Saturday, May 06, 2006

Is That a Zucchini in Your Pocket?

Today Dean and I are planting the rest of this year's vegetable garden. We had already planted lettuce, beans, and broccoli raab from seed, and we have been having fresh baby greens for a week or so. But everything else we will plant from starts (I know, it's cheating, but the growing season is shorter in these northern latitudes!).

Today we are planting:

8 roma tomato
2 red "bush goliath" tomato
6 basil
1 zucchini
1 yellow crookneck squash
1 eggplant
2 cucumber

We are still looking for some golden romas. Hope we find them soon.

Planting the vegetable garden, getting my hands in the soil, spreading the mulch, weeding the paths, laying out the hoses, always gets me in the mood for writing garden poems. Not sure the world needs another garden poem. But we definitely need our gardens.

What are you planting today?

8 comments:

Anonymous said...

seeds
also Cherokee purple tomatoes are cool

Jennifer said...

I scattered a handful of American Elm seeds off the back deck, half-hoping for a miracle.

Charles said...

I think all I'm sowing this week are seeds of contempt.

Peter said...

Jilly: I've been seeing "Black Tomato" starts all over this year. Wonder if it's the same kind of thing?
Jennifer: Elms seeds seem to be falling all over this week, eh?
Charles: Really? Hopefully you are just joshing? ~grin~

Anonymous said...

I have 20 or so corn plants that need transplanting pretty soon. Only problem is where to put them! I think I'm going to just plant them out in the field (property we do not own). sigh.

Sculpin said...

I planted out about twenty leeks, an artichoke plant, two peppers, and four broccoli plants today. Soon it'll be time for me to sow beans, borage, and calendula.

The local cats love to dig up my vanilla leaf, darn them. They have an unerring instinct for digging exactly where I most want them not to. Where they haven't gotten to them, though, the plants are doing well.

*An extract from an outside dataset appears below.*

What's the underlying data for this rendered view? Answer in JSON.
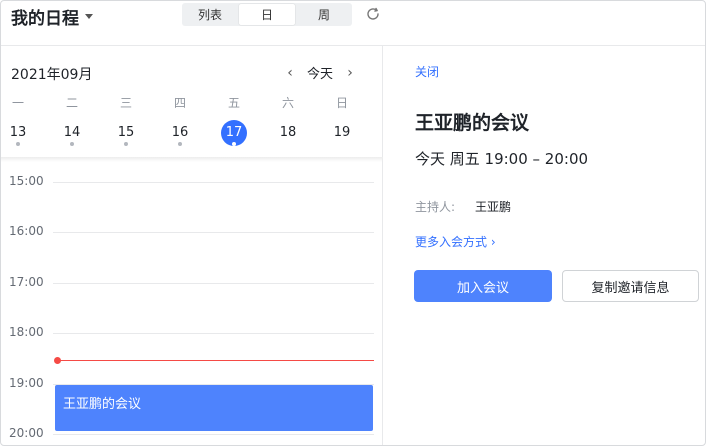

They're a native here in Puget Sound; give 'em some moist shade, and they grow like crazy. I bet they'd do well for you. I don't know if cats usually love to dig them up, but it might be a good idea to put down a little chickenwire just under the soil where they're planted.

Next year I'm going to go heavy with the Wall-o-waters. I bought one package this year and it's been great. It warms up the soil remarkably well. The pepper starts I planted out early are very happy and sturdy-looking.

cornshake said...

morning glories from jennifer t, hollyhocks and big boy tomatoes--all from seeds!

Peter said...

S: I'll have to try the wall-o-waters. On tomatoes first.
C: All from seed: you are a green goddess!